To the west, a fiery sun was poised above a bank of Pacific fog, illuminating it and the icy cirrus clouds above it. I pulled over abruptly, as there were only minutes left before the sun would plunge into the sea. Abandoning my custom of measuring the light with my spotmeter, I made a wild guess at exposure and took several frames of this remarkable scene. The result is Pacific Sunset from Mount Vision.
As I left the mountain that evening, I knew that I’d return the next night to try to shoot the moon again, but I could not have imagined in my wildest dreams what an incredible sight the next moonrise would be.
Mount Vision Moonrise, September 1989
As I loaded my car the next evening, I felt discouraged about my chances of making a worthwhile moon photograph. A heavy wet fog had settled into the valley where I lived. Pulling onto the highway, I had to switch on my windshield wipers in order to see, and the fog thickened rapidly as I drove up the mountain road.
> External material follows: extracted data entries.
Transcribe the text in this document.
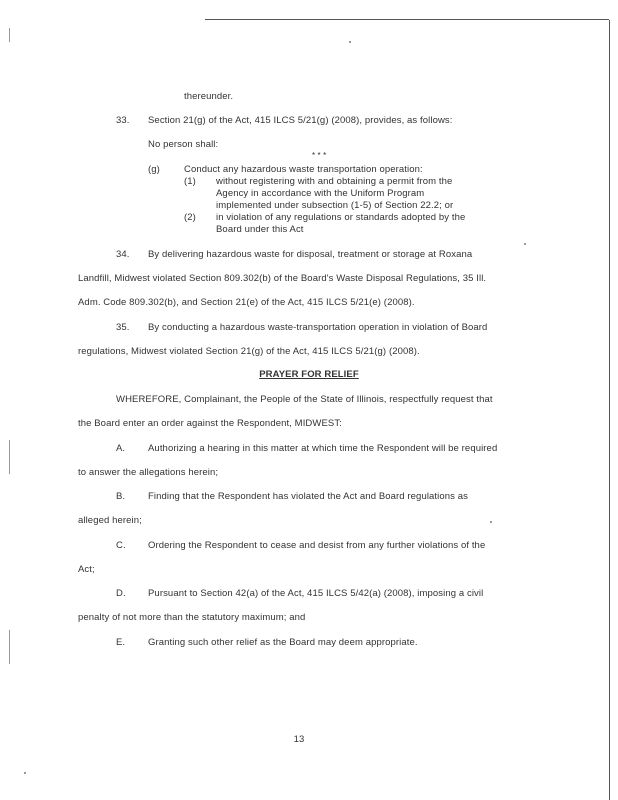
thereunder.
33. Section 21(g) of the Act, 415 ILCS 5/21(g) (2008), provides, as follows:
No person shall:
* * *
(g)	Conduct any hazardous waste transportation operation:
(1) without registering with and obtaining a permit from the
Agency in accordance with the Uniform Program
implemented under subsection (1-5) of Section 22.2; or
(2) in violation of any regulations or standards adopted by the
Board under this Act
34. By delivering hazardous waste for disposal, treatment or storage at Roxana
Landfill, Midwest violated Section 809.302(b) of the Board's Waste Disposal Regulations, 35 Ill.
Adm. Code 809.302(b), and Section 21(e) of the Act, 415 ILCS 5/21(e) (2008).
35. By conducting a hazardous waste-transportation operation in violation of Board
regulations, Midwest violated Section 21(g) of the Act, 415 ILCS 5/21(g) (2008).
PRAYER FOR RELIEF
WHEREFORE, Complainant, the People of the State of Illinois, respectfully request that
the Board enter an order against the Respondent, MIDWEST:
A. Authorizing a hearing in this matter at which time the Respondent will be required
to answer the allegations herein;
B. Finding that the Respondent has violated the Act and Board regulations as
alleged herein;
C. Ordering the Respondent to cease and desist from any further violations of the
Act;
D. Pursuant to Section 42(a) of the Act, 415 ILCS 5/42(a) (2008), imposing a civil
penalty of not more than the statutory maximum; and
E. Granting such other relief as the Board may deem appropriate.
13
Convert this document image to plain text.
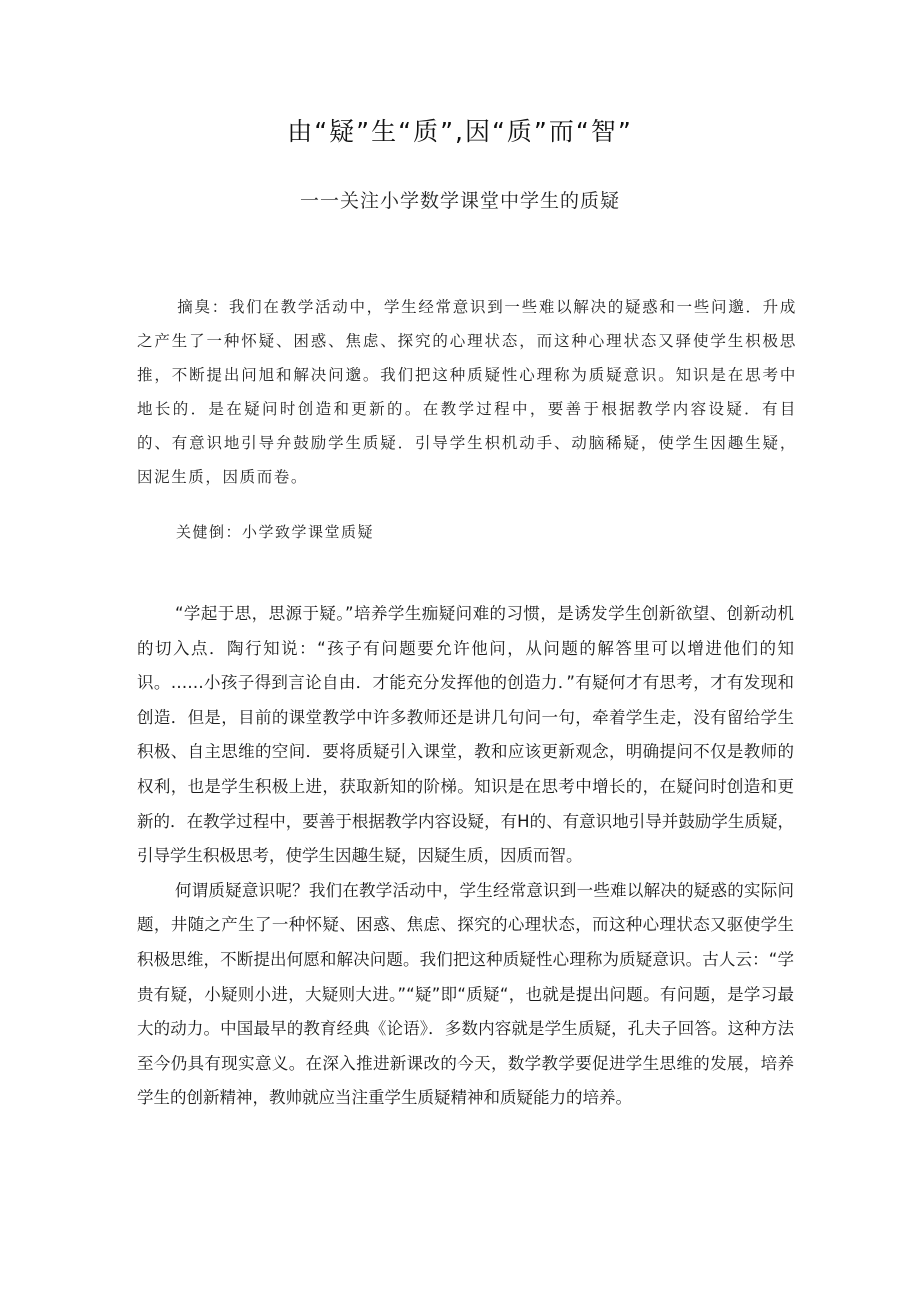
由“疑”生“质”,因“质”而“智”
一一关注小学数学课堂中学生的质疑

摘臭：我们在教学活动中，学生经常意识到一些难以解决的疑惑和一些问邈．升成之产生了一种怀疑、困惑、焦虑、探究的心理状态，而这种心理状态又驿使学生枳极思推，不断提出问旭和解决问邈。我们把这种质疑性心理称为质疑意识。知识是在思考中地长的．是在疑问时创造和更新的。在教学过程中，要善于根据教学内容设疑．有目的、有意识地引导弁鼓励学生质疑．引导学生枳机动手、动脑稀疑，使学生因趣生疑，因泥生质，因质而卷。

关健倒：小学致学课堂质疑

“学起于思，思源于疑。”培养学生痂疑问难的习惯，是诱发学生创新欲望、创新动机的切入点．陶行知说：“孩子有问题要允许他问，从问题的解答里可以增进他们的知识。……小孩子得到言论自由．才能充分发挥他的创造力．”有疑何才有思考，才有发现和创造．但是，目前的课堂教学中许多教师还是讲几句问一句，牵着学生走，没有留给学生积极、自主思维的空间．要将质疑引入课堂，教和应该更新观念，明确提问不仅是教师的权利，也是学生积极上进，获取新知的阶梯。知识是在思考中增长的，在疑问时创造和更新的．在教学过程中，要善于根据教学内容设疑，有H的、有意识地引导并鼓励学生质疑，引导学生积极思考，使学生因趣生疑，因疑生质，因质而智。

何谓质疑意识呢？我们在教学活动中，学生经常意识到一些难以解决的疑惑的实际问题，井随之产生了一种怀疑、困惑、焦虑、探究的心理状态，而这种心理状态又驱使学生积极思维，不断提出何愿和解决问题。我们把这种质疑性心理称为质疑意识。古人云：“学贵有疑，小疑则小进，大疑则大进。”“疑”即“质疑“，也就是提出问题。有问题，是学习最大的动力。中国最早的教育经典《论语》．多数内容就是学生质疑，孔夫子回答。这种方法至今仍具有现实意义。在深入推进新课改的今天，数学教学要促进学生思维的发展，培养学生的创新精神，教帅就应当注重学生质疑精神和质疑能力的培养。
Halfway to the summit, I considered turning the van around and returning to the warmth of my cabin. But something kept me going up the mountain—the fog so dense now I had to put the wipers on high.
I was nearly to the top of the ridge with about 100 feet of elevation to go, when it happened. I drove right out of the fog. The darkening sky was clear, and a radiant full moon rose directly above Black Mountain. My heart quickened. And although I didn’t think about this until later, the very fog that had seemed my enemy became a generous partner. The moon shone brightly and magically. Below the mountain, a blanket of luminous fog filled the valley.